Accompanied by a stirring score from Australian icons and lifelong bandmates Warren Ellis and Nick Cave — their latest contribution to cinema on a resume that includes The Proposition, The Road, Hell or High Water and Wind River before it — it's no wonder that The Velvet Queen's philosophising voiceover also notes that "waiting was a prayer". It's similarly unsurprising that Tesson penned a book, The Art of Patience: Seeking the Snow Leopard in Tibet, based on the trip captured in the documentary. In fact, if you're the kind of person who keeps their peepers peeled for feline life in any new neighbourhood you visit, or even if you're just strolling around your own, this feature firmly understands. More than that, it one-ups you, while also connecting with the act of scouring and seeking as much as the potential joys of getting what you wish for.

To stress the point, poetic missives about being content with what you have are peppered through as well. Think: Werner Herzog (The Fire Within: Requiem for Katia and Maurice Krafft) meets Terrence Malick (A Hidden Life), complete with the penchant for whispering that's such an established part of the latter's work. Keeping a hushed vocal tone is wholly justified when you're trying not to disturb nature, however, which is also key among The Velvet Queen's goals. It may not boast the descriptive and scientific run-through of a David Attenborough (Prehistoric Planet)-hosted nature doco, but this film is committed to taking in its worshipped namesake and the plateau's other residents in all their innate and inherent glory. Most of the narration is precisely deployed as a result, letting the movie's visuals do the bulk of the work — but helping, emphasising and augmenting what's already a ruminative mood.

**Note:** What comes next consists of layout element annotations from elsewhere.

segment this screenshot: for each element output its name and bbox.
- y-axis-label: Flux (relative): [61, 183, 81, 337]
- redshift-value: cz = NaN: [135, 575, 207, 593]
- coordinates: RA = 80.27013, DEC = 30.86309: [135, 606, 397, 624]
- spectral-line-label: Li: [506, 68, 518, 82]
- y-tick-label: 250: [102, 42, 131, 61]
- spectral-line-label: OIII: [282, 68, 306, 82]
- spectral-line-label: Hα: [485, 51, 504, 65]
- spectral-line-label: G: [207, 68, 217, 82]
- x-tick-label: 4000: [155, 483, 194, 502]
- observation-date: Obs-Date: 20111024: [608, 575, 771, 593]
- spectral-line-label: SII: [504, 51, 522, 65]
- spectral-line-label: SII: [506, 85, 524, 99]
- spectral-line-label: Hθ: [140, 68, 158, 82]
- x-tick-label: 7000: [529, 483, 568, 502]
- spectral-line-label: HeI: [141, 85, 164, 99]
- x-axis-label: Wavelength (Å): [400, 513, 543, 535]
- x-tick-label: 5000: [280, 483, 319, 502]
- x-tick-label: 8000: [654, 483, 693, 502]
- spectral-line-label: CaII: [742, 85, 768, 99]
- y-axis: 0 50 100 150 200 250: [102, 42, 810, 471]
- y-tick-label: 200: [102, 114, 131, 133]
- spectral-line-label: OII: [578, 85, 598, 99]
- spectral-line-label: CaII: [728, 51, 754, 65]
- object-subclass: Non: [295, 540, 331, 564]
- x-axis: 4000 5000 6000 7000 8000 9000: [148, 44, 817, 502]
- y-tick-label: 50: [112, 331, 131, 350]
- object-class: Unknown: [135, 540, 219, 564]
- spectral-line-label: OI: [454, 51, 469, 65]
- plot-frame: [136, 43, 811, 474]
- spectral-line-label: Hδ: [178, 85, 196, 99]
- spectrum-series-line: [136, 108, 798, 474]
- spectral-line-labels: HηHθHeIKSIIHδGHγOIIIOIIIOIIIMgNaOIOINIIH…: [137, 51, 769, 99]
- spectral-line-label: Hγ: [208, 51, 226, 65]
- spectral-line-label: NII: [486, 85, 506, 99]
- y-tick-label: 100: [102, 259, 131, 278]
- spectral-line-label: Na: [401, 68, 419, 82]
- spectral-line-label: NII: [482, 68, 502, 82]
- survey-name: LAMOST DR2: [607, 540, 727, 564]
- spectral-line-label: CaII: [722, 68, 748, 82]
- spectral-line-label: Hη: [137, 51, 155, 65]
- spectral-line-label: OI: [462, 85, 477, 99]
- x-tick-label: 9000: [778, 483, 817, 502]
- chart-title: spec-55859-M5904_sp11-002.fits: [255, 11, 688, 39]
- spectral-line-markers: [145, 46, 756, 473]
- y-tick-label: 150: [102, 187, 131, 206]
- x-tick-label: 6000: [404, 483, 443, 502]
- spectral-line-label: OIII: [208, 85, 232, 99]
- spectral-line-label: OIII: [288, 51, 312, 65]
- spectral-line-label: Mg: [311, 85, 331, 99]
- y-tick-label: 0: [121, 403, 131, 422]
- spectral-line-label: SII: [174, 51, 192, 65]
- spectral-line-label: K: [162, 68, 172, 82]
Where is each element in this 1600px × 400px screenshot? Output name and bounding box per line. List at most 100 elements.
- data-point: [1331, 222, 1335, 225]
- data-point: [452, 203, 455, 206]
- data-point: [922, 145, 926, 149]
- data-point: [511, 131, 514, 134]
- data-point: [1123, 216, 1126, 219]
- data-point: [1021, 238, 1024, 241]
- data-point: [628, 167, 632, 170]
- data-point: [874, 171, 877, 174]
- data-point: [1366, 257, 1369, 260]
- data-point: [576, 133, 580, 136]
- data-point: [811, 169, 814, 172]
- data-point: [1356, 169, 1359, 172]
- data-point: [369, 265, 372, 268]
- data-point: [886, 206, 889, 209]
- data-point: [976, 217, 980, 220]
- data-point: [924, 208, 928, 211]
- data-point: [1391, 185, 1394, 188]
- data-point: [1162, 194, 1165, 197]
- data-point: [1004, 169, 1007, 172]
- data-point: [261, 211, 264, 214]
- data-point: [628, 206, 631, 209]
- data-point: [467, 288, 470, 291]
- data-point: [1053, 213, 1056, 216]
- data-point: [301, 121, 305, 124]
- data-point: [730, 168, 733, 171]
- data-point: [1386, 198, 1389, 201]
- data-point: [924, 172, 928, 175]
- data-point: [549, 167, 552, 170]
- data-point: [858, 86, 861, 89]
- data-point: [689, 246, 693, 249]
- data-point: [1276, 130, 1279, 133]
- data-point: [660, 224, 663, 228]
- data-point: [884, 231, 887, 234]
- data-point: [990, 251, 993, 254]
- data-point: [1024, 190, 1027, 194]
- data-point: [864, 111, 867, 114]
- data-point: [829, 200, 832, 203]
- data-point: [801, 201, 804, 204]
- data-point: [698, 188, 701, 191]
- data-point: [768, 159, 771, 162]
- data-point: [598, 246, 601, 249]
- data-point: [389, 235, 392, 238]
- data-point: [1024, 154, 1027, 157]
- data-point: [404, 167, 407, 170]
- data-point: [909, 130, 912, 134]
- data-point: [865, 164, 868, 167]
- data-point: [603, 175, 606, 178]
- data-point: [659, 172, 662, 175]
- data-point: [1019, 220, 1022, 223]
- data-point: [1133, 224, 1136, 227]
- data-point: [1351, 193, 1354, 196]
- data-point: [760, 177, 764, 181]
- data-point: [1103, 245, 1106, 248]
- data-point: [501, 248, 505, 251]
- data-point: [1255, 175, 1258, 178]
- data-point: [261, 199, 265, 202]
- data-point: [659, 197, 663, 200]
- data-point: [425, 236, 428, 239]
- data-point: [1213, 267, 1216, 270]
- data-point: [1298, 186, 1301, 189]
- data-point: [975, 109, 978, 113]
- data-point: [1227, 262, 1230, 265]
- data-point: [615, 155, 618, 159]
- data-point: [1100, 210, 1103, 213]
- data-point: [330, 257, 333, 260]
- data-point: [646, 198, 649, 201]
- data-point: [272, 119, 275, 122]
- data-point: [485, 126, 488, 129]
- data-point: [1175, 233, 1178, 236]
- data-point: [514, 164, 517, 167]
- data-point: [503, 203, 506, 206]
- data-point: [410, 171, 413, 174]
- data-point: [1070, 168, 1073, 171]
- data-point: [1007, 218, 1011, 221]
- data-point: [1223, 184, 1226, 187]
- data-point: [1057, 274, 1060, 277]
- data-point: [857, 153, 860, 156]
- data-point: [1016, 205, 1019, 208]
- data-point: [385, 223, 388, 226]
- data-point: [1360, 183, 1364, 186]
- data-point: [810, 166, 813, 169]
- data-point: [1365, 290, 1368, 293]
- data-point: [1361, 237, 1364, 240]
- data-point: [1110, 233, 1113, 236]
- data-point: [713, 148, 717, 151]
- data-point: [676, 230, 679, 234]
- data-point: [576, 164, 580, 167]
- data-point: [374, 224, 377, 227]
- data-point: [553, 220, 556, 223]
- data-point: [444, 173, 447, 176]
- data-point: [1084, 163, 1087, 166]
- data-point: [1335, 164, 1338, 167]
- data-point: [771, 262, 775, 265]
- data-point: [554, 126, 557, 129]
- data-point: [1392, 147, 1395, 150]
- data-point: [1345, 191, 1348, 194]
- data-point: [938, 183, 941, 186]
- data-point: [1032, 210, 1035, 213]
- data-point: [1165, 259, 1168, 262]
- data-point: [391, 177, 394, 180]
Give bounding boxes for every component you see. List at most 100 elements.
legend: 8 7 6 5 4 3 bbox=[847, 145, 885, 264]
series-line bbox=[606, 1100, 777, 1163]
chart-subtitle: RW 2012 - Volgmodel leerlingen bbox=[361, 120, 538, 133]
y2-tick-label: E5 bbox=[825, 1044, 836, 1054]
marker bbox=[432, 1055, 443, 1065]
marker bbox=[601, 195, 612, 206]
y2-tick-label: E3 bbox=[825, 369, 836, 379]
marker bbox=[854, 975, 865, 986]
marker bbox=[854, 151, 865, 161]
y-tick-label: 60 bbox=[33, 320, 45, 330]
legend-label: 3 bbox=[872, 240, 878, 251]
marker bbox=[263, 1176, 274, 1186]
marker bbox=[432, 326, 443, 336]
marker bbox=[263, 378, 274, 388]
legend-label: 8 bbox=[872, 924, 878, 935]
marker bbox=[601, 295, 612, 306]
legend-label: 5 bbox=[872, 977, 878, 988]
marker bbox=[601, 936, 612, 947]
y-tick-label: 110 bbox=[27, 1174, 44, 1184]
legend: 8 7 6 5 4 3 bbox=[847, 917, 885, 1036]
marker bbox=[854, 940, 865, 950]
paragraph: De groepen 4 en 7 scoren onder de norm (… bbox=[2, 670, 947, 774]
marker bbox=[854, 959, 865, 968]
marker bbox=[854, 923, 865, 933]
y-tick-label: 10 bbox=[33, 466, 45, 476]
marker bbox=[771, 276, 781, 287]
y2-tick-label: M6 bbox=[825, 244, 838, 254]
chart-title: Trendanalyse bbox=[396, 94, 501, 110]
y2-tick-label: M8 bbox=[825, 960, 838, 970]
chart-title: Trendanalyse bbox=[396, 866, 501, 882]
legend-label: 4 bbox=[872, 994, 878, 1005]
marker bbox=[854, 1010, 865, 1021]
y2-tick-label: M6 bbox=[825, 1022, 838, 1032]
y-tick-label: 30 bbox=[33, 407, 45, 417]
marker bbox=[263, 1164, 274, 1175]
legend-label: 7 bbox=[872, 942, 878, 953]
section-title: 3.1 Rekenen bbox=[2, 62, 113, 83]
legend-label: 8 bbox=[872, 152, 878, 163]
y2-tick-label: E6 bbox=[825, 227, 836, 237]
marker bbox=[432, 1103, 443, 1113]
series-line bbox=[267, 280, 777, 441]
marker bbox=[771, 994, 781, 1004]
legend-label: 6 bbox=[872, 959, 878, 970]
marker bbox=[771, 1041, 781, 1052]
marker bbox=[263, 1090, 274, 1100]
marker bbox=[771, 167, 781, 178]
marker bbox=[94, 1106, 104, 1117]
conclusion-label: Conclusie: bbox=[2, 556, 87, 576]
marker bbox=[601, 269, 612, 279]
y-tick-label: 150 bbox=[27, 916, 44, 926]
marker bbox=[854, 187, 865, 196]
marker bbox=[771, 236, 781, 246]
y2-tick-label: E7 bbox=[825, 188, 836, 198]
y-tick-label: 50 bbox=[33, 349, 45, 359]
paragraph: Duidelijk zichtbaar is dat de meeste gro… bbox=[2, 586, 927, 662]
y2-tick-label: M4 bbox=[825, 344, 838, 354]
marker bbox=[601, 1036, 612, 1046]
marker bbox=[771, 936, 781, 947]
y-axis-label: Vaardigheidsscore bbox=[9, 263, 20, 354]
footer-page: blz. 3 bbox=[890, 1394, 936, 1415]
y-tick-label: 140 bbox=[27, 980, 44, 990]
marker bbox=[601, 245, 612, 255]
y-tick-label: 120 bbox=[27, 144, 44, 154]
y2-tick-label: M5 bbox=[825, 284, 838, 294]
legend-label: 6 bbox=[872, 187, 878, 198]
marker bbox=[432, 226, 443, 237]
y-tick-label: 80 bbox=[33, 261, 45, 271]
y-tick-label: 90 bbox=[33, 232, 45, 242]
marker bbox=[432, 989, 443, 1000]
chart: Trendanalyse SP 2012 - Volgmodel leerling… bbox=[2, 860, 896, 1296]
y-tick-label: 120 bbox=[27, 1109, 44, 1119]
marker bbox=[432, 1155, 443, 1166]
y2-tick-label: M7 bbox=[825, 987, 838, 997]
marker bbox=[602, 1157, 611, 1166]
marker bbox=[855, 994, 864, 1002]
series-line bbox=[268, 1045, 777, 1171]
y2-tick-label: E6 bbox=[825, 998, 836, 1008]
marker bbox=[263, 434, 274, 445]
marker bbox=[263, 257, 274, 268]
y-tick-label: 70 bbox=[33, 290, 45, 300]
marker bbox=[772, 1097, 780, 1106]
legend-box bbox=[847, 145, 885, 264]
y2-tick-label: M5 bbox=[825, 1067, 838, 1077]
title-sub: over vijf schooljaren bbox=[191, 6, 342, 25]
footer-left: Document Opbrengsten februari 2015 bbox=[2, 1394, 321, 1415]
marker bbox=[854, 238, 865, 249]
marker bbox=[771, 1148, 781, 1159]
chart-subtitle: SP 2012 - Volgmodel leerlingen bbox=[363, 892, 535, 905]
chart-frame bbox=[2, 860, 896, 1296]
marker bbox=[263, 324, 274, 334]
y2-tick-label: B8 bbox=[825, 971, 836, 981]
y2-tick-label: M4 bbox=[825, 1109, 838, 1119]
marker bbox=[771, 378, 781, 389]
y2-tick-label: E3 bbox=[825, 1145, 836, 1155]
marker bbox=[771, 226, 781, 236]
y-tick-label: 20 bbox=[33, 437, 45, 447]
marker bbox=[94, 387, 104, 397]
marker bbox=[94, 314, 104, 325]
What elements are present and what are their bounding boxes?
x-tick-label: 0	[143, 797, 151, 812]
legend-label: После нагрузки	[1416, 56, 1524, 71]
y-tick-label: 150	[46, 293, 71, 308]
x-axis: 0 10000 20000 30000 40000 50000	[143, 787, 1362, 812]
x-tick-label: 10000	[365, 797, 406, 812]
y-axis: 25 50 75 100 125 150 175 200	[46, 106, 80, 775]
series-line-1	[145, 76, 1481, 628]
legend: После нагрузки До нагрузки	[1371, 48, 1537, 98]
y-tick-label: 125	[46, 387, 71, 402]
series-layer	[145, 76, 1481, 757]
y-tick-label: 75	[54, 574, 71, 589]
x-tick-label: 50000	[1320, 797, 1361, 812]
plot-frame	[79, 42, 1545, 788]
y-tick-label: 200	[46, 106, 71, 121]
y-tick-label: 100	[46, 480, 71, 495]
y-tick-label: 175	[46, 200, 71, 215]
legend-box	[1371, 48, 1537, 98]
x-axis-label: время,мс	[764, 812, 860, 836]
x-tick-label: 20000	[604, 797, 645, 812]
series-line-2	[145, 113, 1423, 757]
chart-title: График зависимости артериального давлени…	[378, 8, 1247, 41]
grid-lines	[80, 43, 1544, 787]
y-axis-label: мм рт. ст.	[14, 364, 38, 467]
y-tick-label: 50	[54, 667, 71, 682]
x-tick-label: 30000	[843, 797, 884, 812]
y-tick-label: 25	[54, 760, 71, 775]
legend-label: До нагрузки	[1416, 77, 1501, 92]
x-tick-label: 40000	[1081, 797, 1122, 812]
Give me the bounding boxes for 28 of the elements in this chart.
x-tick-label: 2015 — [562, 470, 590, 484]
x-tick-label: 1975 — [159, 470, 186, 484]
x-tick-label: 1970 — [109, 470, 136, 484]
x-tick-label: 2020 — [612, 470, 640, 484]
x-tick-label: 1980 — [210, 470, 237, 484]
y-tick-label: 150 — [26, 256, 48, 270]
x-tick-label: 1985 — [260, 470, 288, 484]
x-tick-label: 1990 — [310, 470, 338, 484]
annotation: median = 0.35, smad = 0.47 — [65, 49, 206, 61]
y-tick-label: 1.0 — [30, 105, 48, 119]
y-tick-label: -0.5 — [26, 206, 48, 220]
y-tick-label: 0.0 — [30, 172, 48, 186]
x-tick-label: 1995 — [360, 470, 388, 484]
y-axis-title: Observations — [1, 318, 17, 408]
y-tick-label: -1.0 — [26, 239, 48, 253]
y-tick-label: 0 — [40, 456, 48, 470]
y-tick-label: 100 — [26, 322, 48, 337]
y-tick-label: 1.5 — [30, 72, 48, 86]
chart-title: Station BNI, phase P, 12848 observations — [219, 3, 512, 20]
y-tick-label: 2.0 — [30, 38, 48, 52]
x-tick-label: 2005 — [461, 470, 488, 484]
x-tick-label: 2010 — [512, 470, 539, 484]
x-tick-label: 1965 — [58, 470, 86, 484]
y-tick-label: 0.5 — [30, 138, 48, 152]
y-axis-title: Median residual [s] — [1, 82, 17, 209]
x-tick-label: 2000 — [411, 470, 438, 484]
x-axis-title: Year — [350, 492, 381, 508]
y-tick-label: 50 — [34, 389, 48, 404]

What majestic and magnificent imagery it is, too, especially when Amiguet, Munier and Jacquot are standing back, taking in the land as far and wide as the lens can see, and letting the audience do the spotting along with them. A sense of distance radiates throughout the movie, visibly showing the remove that Munier and Tesson remain at for their safety, and to increase their chances of seeing a snow leopard — and also underscoring that chasm between humanity and nature that Tesson talks about. When The Velvet Queen does zoom closer during its 92-minute duration, the end product is similarly breathtaking. Scenes of a Pallas' cat in pounce mode give off a mischievous vibe — again, the connections with everyday life are plain to see; anyone with a cat in their lives will recognise the links — and a sequence of portrait-like telephoto-lens closeups belongs on gallery walls.

Add The Velvet Queen to the ranks of meditative and transportive cinema, alongside films such as Jennifer Peedom's River and Mountain, for instance — features that know the power of communing with our environment and its vast array of other inhabitants. Add it to the list of such movies that look on in spellbinding awe but never with simplicity, including when surveying the complexities of making this very documentary. Add it, as well, to the always-needed reminders about interacting with the tangible over the digital, knowing how existence's cycles affect us all, finding serenity where and how you can, and accepting life's unshakeable certainties. The Velvet Queen doesn't always need lines as flowery as "prehistory wept, and each tear was a yak" or "for me, a dream; for him, a rendezvous" to go with it, but it's always a film of beauty, feeling, insight and inspiration.